Brasile e Argentina – rispettivamente la prima e la terza economia dell’America Latina – hanno gassificato le proprie industrie e molte centrali elettriche durante gli anni ’80 e ’90, con il sostegno della Bolivia. Questo modello economico viene ora minacciato dalla nazionalizzazione degli idrocarburi voluta dal neo presidente boliviano Evo Morales.

Per il gigante della macro- regione si tratta di un duro colpo, visto che l’80% del gas consumato nello stato industriale di San Paolo del Brasile – autentica locomotrice industriale del subcontinente – e la metà di quello utilizzato nel resto del paese, proviene dal paese andino. Per Buenos Aires, il problema non assume caratteristiche drammatiche: il gas boliviano ammonta solo al 4% del totale consumato dagli argentini (anche se ci sono accordi tra i due paesi che stabiliscono un graduale incremento delle importazioni argentine di gas boliviano).

Fino a questo momento, Brasile e Argentina hanno pagato alla Bolivia un prezzo molto basso per le forniture ricevute: l’equivalente di 2,4 euro per milione di BTU di gas, mentre sui mercati internazionali il prezzo si aggira intorno ai 5,6 euro. La pretesa di Morales è di portare il prezzo vicino ai 4 euro. Lula Da Silva e Nestor Kirchner hanno chiesto a Morales di garantire la somministrazione di gas e di procedere ad un aumento razionale ed equo dei prezzi.

La Bolivia – subito dopo il Venezuela – è la nazione latinoamericana con i giacimenti più ricchi di gas naturale, e sogna di abbandonare la povertà e il sottosviluppo ( è il secondo paese più povero dell’America Latina) con gli introiti derivanti dalla vendita delle risorse naturali. Il paese guidato da Morales è rientrato nel novero di stati che hanno potuto beneficiare dell’annullamento del debito contratto con il Fondo Monetario Internazionale.

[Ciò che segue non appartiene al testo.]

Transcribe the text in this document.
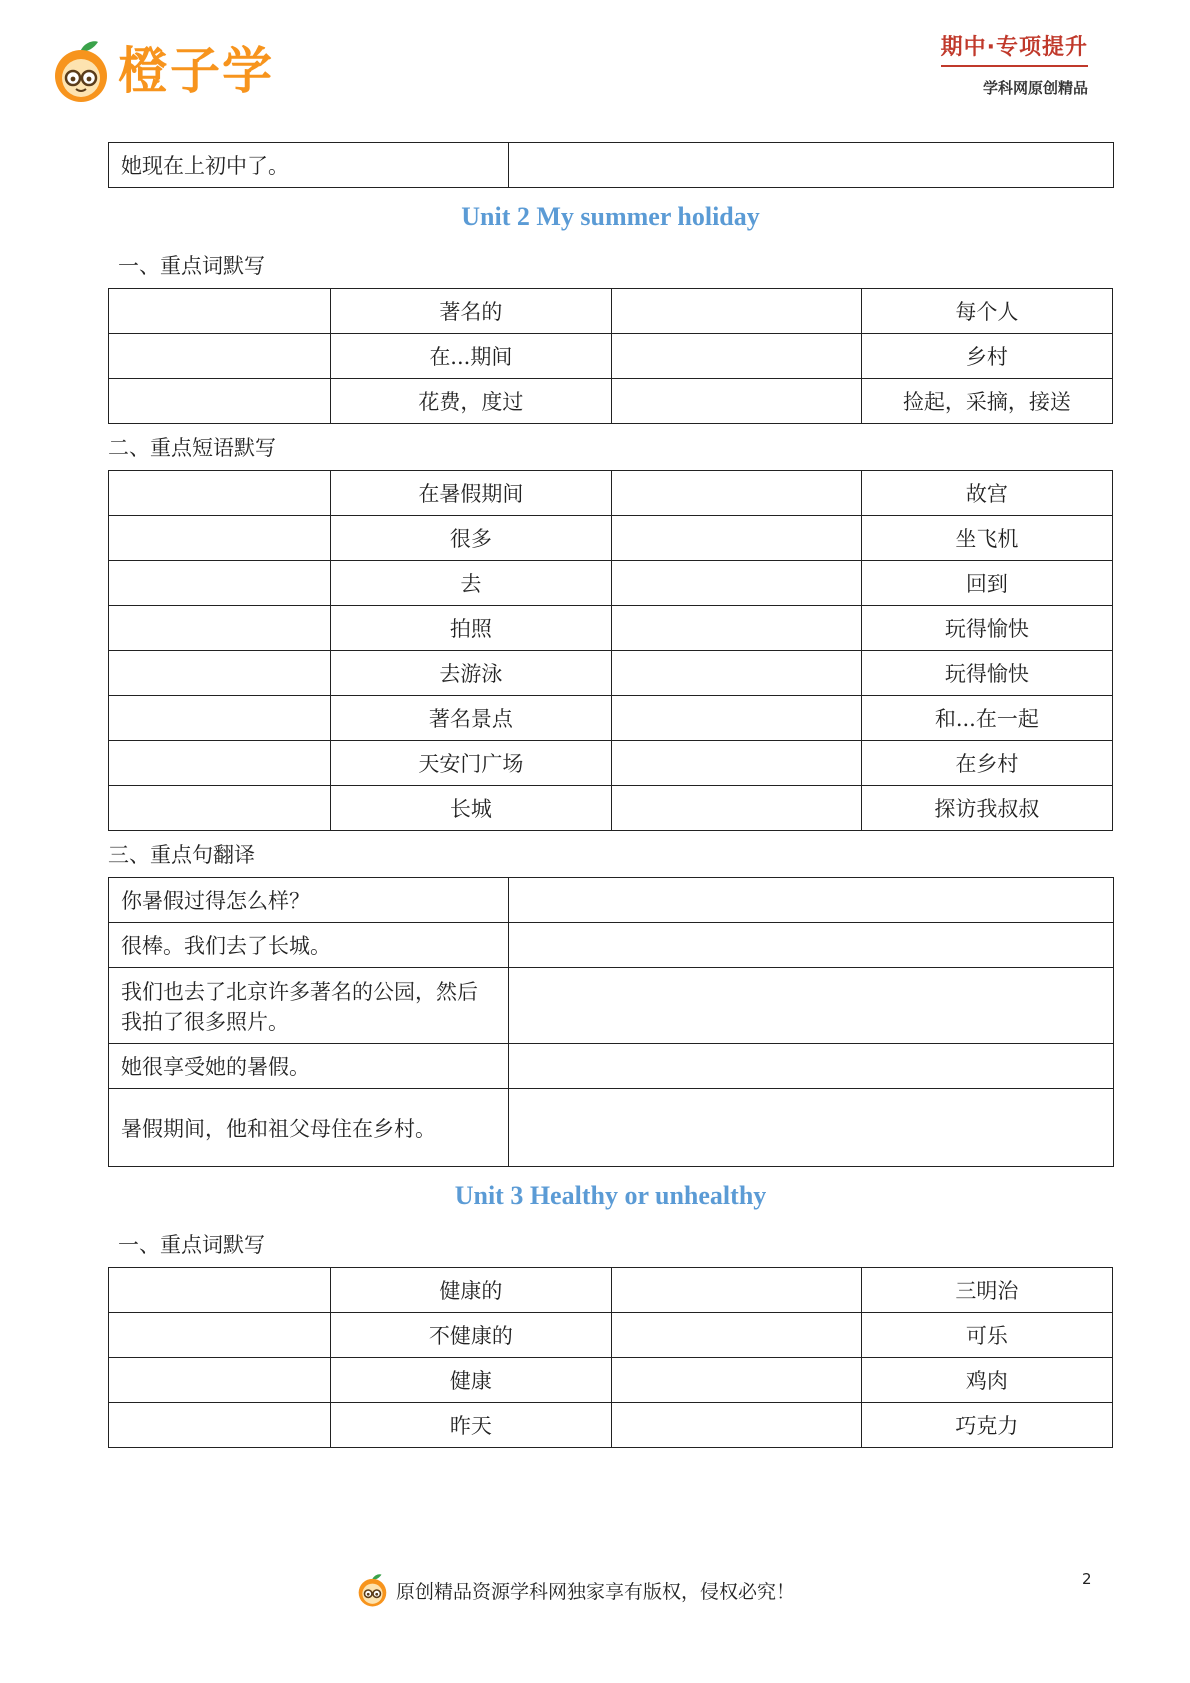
橙子学	期中·专项提升
学科网原创精品
她现在上初中了。	
Unit 2 My summer holiday
一、重点词默写
	著名的		每个人
	在...期间		乡村
	花费，度过		捡起，采摘，接送
二、重点短语默写
	在暑假期间		故宫
	很多		坐飞机
	去		回到
	拍照		玩得愉快
	去游泳		玩得愉快
	著名景点		和...在一起
	天安门广场		在乡村
	长城		探访我叔叔
三、重点句翻译
你暑假过得怎么样？	
很棒。我们去了长城。	
我们也去了北京许多著名的公园，然后我拍了很多照片。	
她很享受她的暑假。	
暑假期间，他和祖父母住在乡村。	
Unit 3 Healthy or unhealthy
一、重点词默写
	健康的		三明治
	不健康的		可乐
	健康		鸡肉
	昨天		巧克力
原创精品资源学科网独家享有版权，侵权必究！
2
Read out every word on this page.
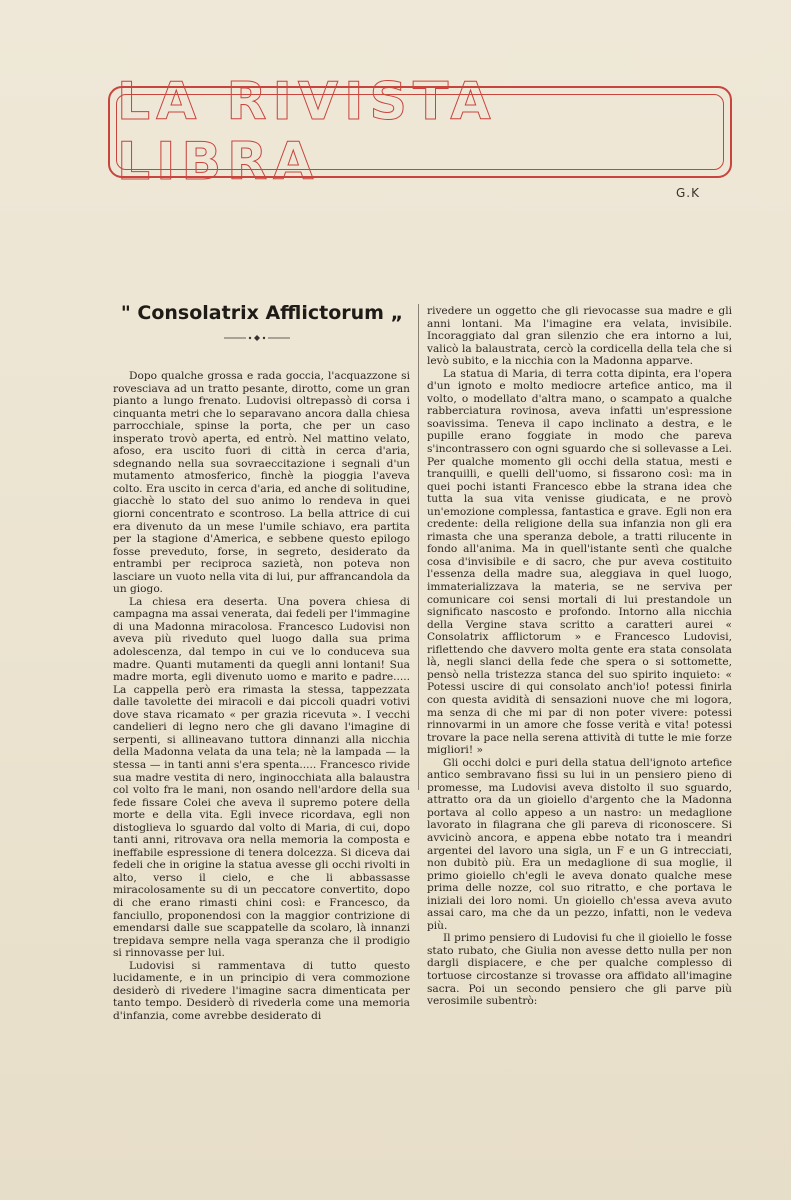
LA RIVISTA LIBRA
G.K
" Consolatrix Afflictorum „

Dopo qualche grossa e rada goccia, l'acquazzone si rovesciava ad un tratto pesante, dirotto, come un gran pianto a lungo frenato. Ludovisi oltrepassò di corsa i cinquanta metri che lo separavano ancora dalla chiesa parrocchiale, spinse la porta, che per un caso insperato trovò aperta, ed entrò. Nel mattino velato, afoso, era uscito fuori di città in cerca d'aria, sdegnando nella sua sovraeccitazione i segnali d'un mutamento atmosferico, finchè la pioggia l'aveva colto. Era uscito in cerca d'aria, ed anche di solitudine, giacchè lo stato del suo animo lo rendeva in quei giorni concentrato e scontroso. La bella attrice di cui era divenuto da un mese l'umile schiavo, era partita per la stagione d'America, e sebbene questo epilogo fosse preveduto, forse, in segreto, desiderato da entrambi per reciproca sazietà, non poteva non lasciare un vuoto nella vita di lui, pur affrancandola da un giogo.

La chiesa era deserta. Una povera chiesa di campagna ma assai venerata, dai fedeli per l'immagine di una Madonna miracolosa. Francesco Ludovisi non aveva più riveduto quel luogo dalla sua prima adolescenza, dal tempo in cui ve lo conduceva sua madre. Quanti mutamenti da quegli anni lontani! Sua madre morta, egli divenuto uomo e marito e padre..... La cappella però era rimasta la stessa, tappezzata dalle tavolette dei miracoli e dai piccoli quadri votivi dove stava ricamato « per grazia ricevuta ». I vecchi candelieri di legno nero che gli davano l'imagine di serpenti, si allineavano tuttora dinnanzi alla nicchia della Madonna velata da una tela; nè la lampada — la stessa — in tanti anni s'era spenta..... Francesco rivide sua madre vestita di nero, inginocchiata alla balaustra col volto fra le mani, non osando nell'ardore della sua fede fissare Colei che aveva il supremo potere della morte e della vita. Egli invece ricordava, egli non distoglieva lo sguardo dal volto di Maria, di cui, dopo tanti anni, ritrovava ora nella memoria la composta e ineffabile espressione di tenera dolcezza. Si diceva dai fedeli che in origine la statua avesse gli occhi rivolti in alto, verso il cielo, e che li abbassasse miracolosamente su di un peccatore convertito, dopo di che erano rimasti chini così: e Francesco, da fanciullo, proponendosi con la maggior contrizione di emendarsi dalle sue scappatelle da scolaro, là innanzi trepidava sempre nella vaga speranza che il prodigio si rinnovasse per lui.

Ludovisi si rammentava di tutto questo lucidamente, e in un principio di vera commozione desiderò di rivedere l'imagine sacra dimenticata per tanto tempo. Desiderò di rivederla come una memoria d'infanzia, come avrebbe desiderato di

rivedere un oggetto che gli rievocasse sua madre e gli anni lontani. Ma l'imagine era velata, invisibile. Incoraggiato dal gran silenzio che era intorno a lui, valicò la balaustrata, cercò la cordicella della tela che si levò subito, e la nicchia con la Madonna apparve.

La statua di Maria, di terra cotta dipinta, era l'opera d'un ignoto e molto mediocre artefice antico, ma il volto, o modellato d'altra mano, o scampato a qualche rabberciatura rovinosa, aveva infatti un'espressione soavissima. Teneva il capo inclinato a destra, e le pupille erano foggiate in modo che pareva s'incontrassero con ogni sguardo che si sollevasse a Lei. Per qualche momento gli occhi della statua, mesti e tranquilli, e quelli dell'uomo, si fissarono così: ma in quei pochi istanti Francesco ebbe la strana idea che tutta la sua vita venisse giudicata, e ne provò un'emozione complessa, fantastica e grave. Egli non era credente: della religione della sua infanzia non gli era rimasta che una speranza debole, a tratti rilucente in fondo all'anima. Ma in quell'istante sentì che qualche cosa d'invisibile e di sacro, che pur aveva costituito l'essenza della madre sua, aleggiava in quel luogo, immaterializzava la materia, se ne serviva per comunicare coi sensi mortali di lui prestandole un significato nascosto e profondo. Intorno alla nicchia della Vergine stava scritto a caratteri aurei « Consolatrix afflictorum » e Francesco Ludovisi, riflettendo che davvero molta gente era stata consolata là, negli slanci della fede che spera o si sottomette, pensò nella tristezza stanca del suo spirito inquieto: « Potessi uscire di qui consolato anch'io! potessi finirla con questa avidità di sensazioni nuove che mi logora, ma senza di che mi par di non poter vivere: potessi rinnovarmi in un amore che fosse verità e vita! potessi trovare la pace nella serena attività di tutte le mie forze migliori! »

Gli occhi dolci e puri della statua dell'ignoto artefice antico sembravano fissi su lui in un pensiero pieno di promesse, ma Ludovisi aveva distolto il suo sguardo, attratto ora da un gioiello d'argento che la Madonna portava al collo appeso a un nastro: un medaglione lavorato in filagrana che gli pareva di riconoscere. Si avvicinò ancora, e appena ebbe notato tra i meandri argentei del lavoro una sigla, un F e un G intrecciati, non dubitò più. Era un medaglione di sua moglie, il primo gioiello ch'egli le aveva donato qualche mese prima delle nozze, col suo ritratto, e che portava le iniziali dei loro nomi. Un gioiello ch'essa aveva avuto assai caro, ma che da un pezzo, infatti, non le vedeva più.

Il primo pensiero di Ludovisi fu che il gioiello le fosse stato rubato, che Giulia non avesse detto nulla per non dargli dispiacere, e che per qualche complesso di tortuose circostanze si trovasse ora affidato all'imagine sacra. Poi un secondo pensiero che gli parve più verosimile subentrò:
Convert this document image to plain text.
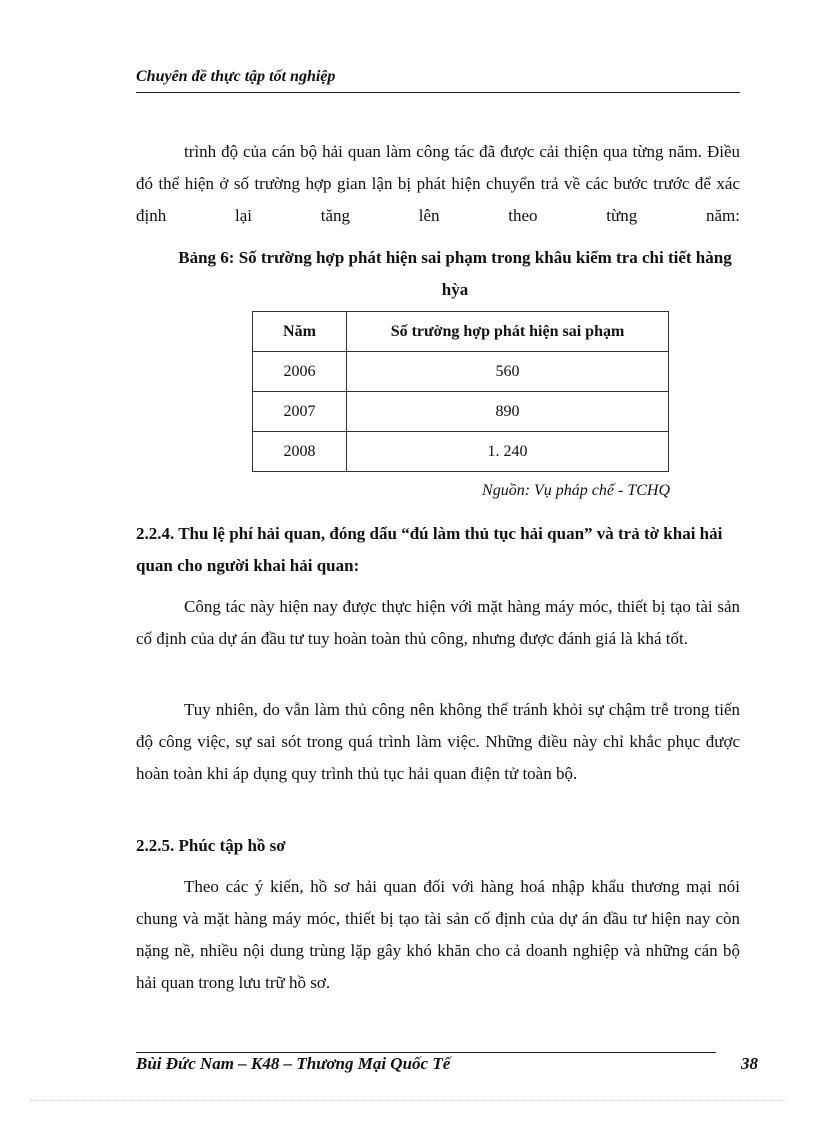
Chuyên đề thực tập tốt nghiệp
trình độ của cán bộ hải quan làm công tác đã được cải thiện qua từng năm. Điều đó thể hiện ở số trường hợp gian lận bị phát hiện chuyển trả về các bước trước để xác định lại tăng lên theo từng năm:
Bảng 6: Số trường hợp phát hiện sai phạm trong khâu kiểm tra chi tiết hàng hỳa
Năm	Số trường hợp phát hiện sai phạm
2006	560
2007	890
2008	1. 240
Nguồn: Vụ pháp chế - TCHQ
2.2.4. Thu lệ phí hải quan, đóng dấu “đú làm thủ tục hải quan” và trả tờ khai hải quan cho người khai hải quan:
Công tác này hiện nay được thực hiện với mặt hàng máy móc, thiết bị tạo tài sản cố định của dự án đầu tư tuy hoàn toàn thủ công, nhưng được đánh giá là khá tốt.
Tuy nhiên, do vẫn làm thủ công nên không thể tránh khỏi sự chậm trễ trong tiến độ công việc, sự sai sót trong quá trình làm việc. Những điều này chỉ khắc phục được hoàn toàn khi áp dụng quy trình thủ tục hải quan điện tử toàn bộ.
2.2.5. Phúc tập hồ sơ
Theo các ý kiến, hồ sơ hải quan đối với hàng hoá nhập khẩu thương mại nói chung và mặt hàng máy móc, thiết bị tạo tài sản cố định của dự án đầu tư hiện nay còn nặng nề, nhiều nội dung trùng lặp gây khó khăn cho cả doanh nghiệp và những cán bộ hải quan trong lưu trữ hồ sơ.
Bùi Đức Nam – K48 – Thương Mại Quốc Tế	38
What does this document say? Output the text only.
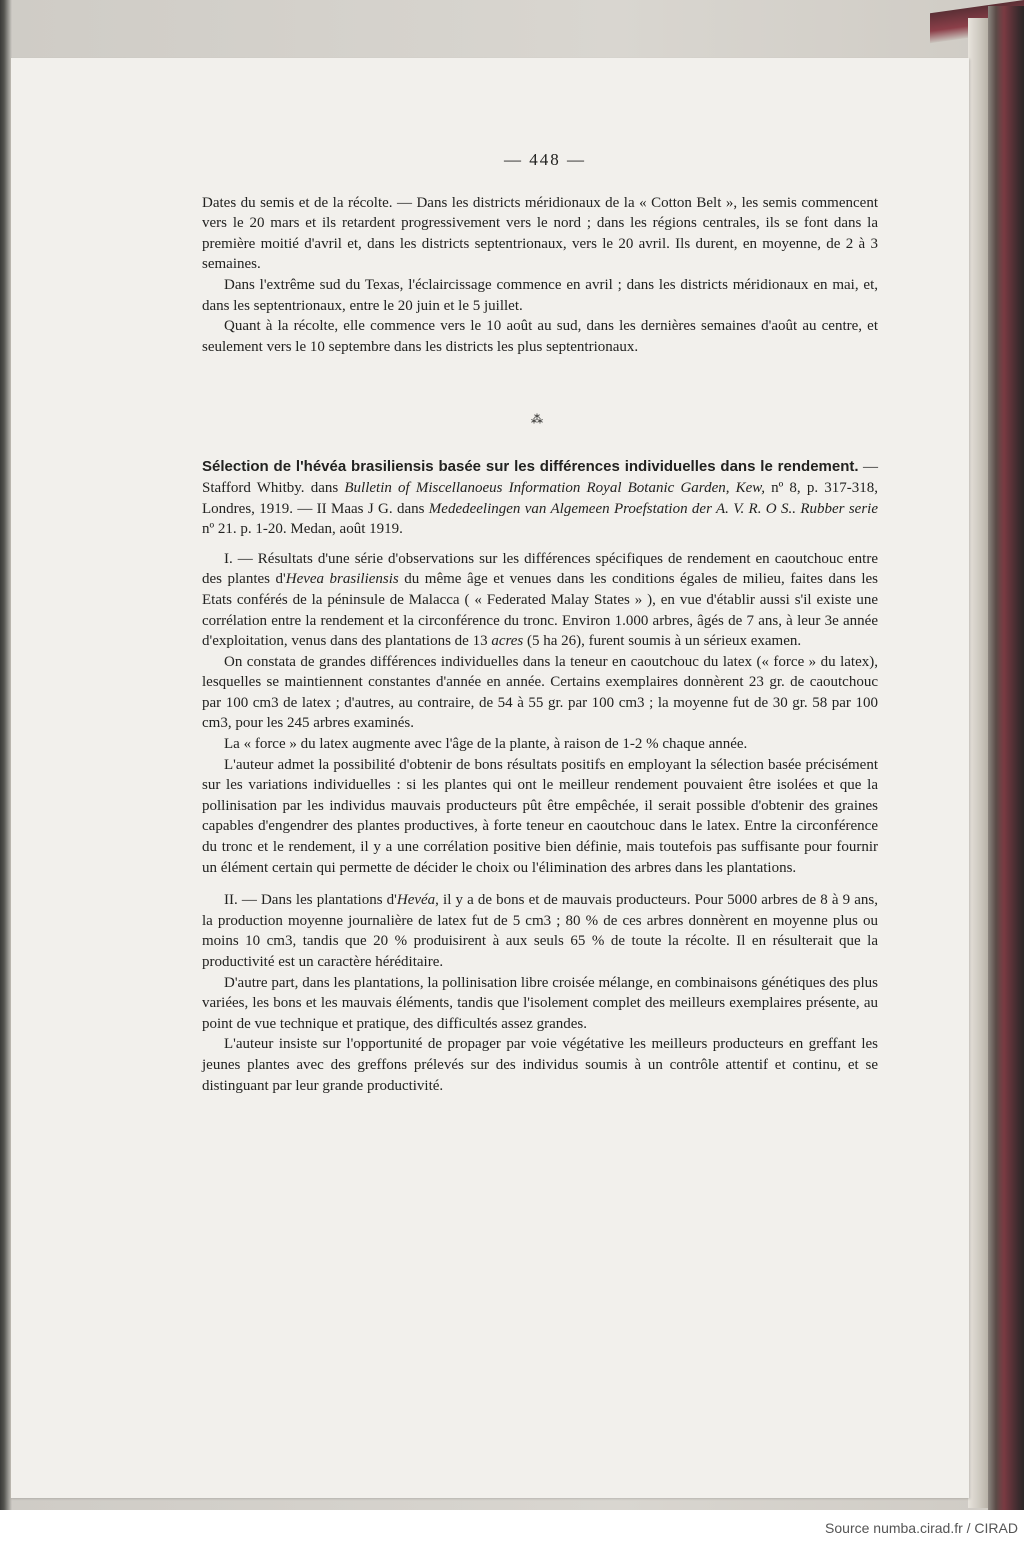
— 448 —

Dates du semis et de la récolte. — Dans les districts méridionaux de la « Cotton Belt », les semis commencent vers le 20 mars et ils retardent progressivement vers le nord ; dans les régions centrales, ils se font dans la première moitié d'avril et, dans les districts septentrionaux, vers le 20 avril. Ils durent, en moyenne, de 2 à 3 semaines.

Dans l'extrême sud du Texas, l'éclaircissage commence en avril ; dans les districts méridionaux en mai, et, dans les septentrionaux, entre le 20 juin et le 5 juillet.

Quant à la récolte, elle commence vers le 10 août au sud, dans les dernières semaines d'août au centre, et seulement vers le 10 septembre dans les districts les plus septentrionaux.

⁂

Sélection de l'hévéa brasiliensis basée sur les différences individuelles dans le rendement. — Stafford Whitby. dans Bulletin of Miscellanoeus Information Royal Botanic Garden, Kew, nº 8, p. 317-318, Londres, 1919. — II Maas J G. dans Mededeelingen van Algemeen Proefstation der A. V. R. O S.. Rubber serie nº 21. p. 1-20. Medan, août 1919.

I. — Résultats d'une série d'observations sur les différences spécifiques de rendement en caoutchouc entre des plantes d'Hevea brasiliensis du même âge et venues dans les conditions égales de milieu, faites dans les Etats conférés de la péninsule de Malacca ( « Federated Malay States » ), en vue d'établir aussi s'il existe une corrélation entre la rendement et la circonférence du tronc. Environ 1.000 arbres, âgés de 7 ans, à leur 3e année d'exploitation, venus dans des plantations de 13 acres (5 ha 26), furent soumis à un sérieux examen.

On constata de grandes différences individuelles dans la teneur en caoutchouc du latex (« force » du latex), lesquelles se maintiennent constantes d'année en année. Certains exemplaires donnèrent 23 gr. de caoutchouc par 100 cm3 de latex ; d'autres, au contraire, de 54 à 55 gr. par 100 cm3 ; la moyenne fut de 30 gr. 58 par 100 cm3, pour les 245 arbres examinés.

La « force » du latex augmente avec l'âge de la plante, à raison de 1-2 % chaque année.

L'auteur admet la possibilité d'obtenir de bons résultats positifs en employant la sélection basée précisément sur les variations individuelles : si les plantes qui ont le meilleur rendement pouvaient être isolées et que la pollinisation par les individus mauvais producteurs pût être empêchée, il serait possible d'obtenir des graines capables d'engendrer des plantes productives, à forte teneur en caoutchouc dans le latex. Entre la circonférence du tronc et le rendement, il y a une corrélation positive bien définie, mais toutefois pas suffisante pour fournir un élément certain qui permette de décider le choix ou l'élimination des arbres dans les plantations.

II. — Dans les plantations d'Hevéa, il y a de bons et de mauvais producteurs. Pour 5000 arbres de 8 à 9 ans, la production moyenne journalière de latex fut de 5 cm3 ; 80 % de ces arbres donnèrent en moyenne plus ou moins 10 cm3, tandis que 20 % produisirent à aux seuls 65 % de toute la récolte. Il en résulterait que la productivité est un caractère héréditaire.

D'autre part, dans les plantations, la pollinisation libre croisée mélange, en combinaisons génétiques des plus variées, les bons et les mauvais éléments, tandis que l'isolement complet des meilleurs exemplaires présente, au point de vue technique et pratique, des difficultés assez grandes.

L'auteur insiste sur l'opportunité de propager par voie végétative les meilleurs producteurs en greffant les jeunes plantes avec des greffons prélevés sur des individus soumis à un contrôle attentif et continu, et se distinguant par leur grande productivité.

Source numba.cirad.fr / CIRAD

Brasilia e Buenos Aires non hanno alternative ai pozzi boliviani. L’unica possibilità seria è l’importazione di gas dalla Nigeria ( ma i costi del trasporto rendono impercorribile tale ipotesi). Entrambe scommettono su una prossima diversificazione delle fonti di approvvigionamento. In siffatto contesto, ha raccolto consensi unanimi la proposta formulata dal presidente venezuelano Hugo Chavez di costruire un mega gasdotto che attraversi tutta l’America del Sud, dal Mar dei Carabi al Rio de la Plata. Facendo ricorso al classico linguaggio ‘populista’, il presidente venezuelano ha dichiarato che il ‘Gasdotto del Sud’ rappresenterà l’unità sudamericana, e che la costruzione del tronco di acciaio assicurerà l’energia ai paesi del Mercosur ( Brasile, Argentina, Uruguay, Paraguay e Cile), ad un prezzo molto conveniente.Chavez ha annunciato il suo progetto nel corso del vertice dei capi di stato sudamericani tenutosi a Puerto Iguazù.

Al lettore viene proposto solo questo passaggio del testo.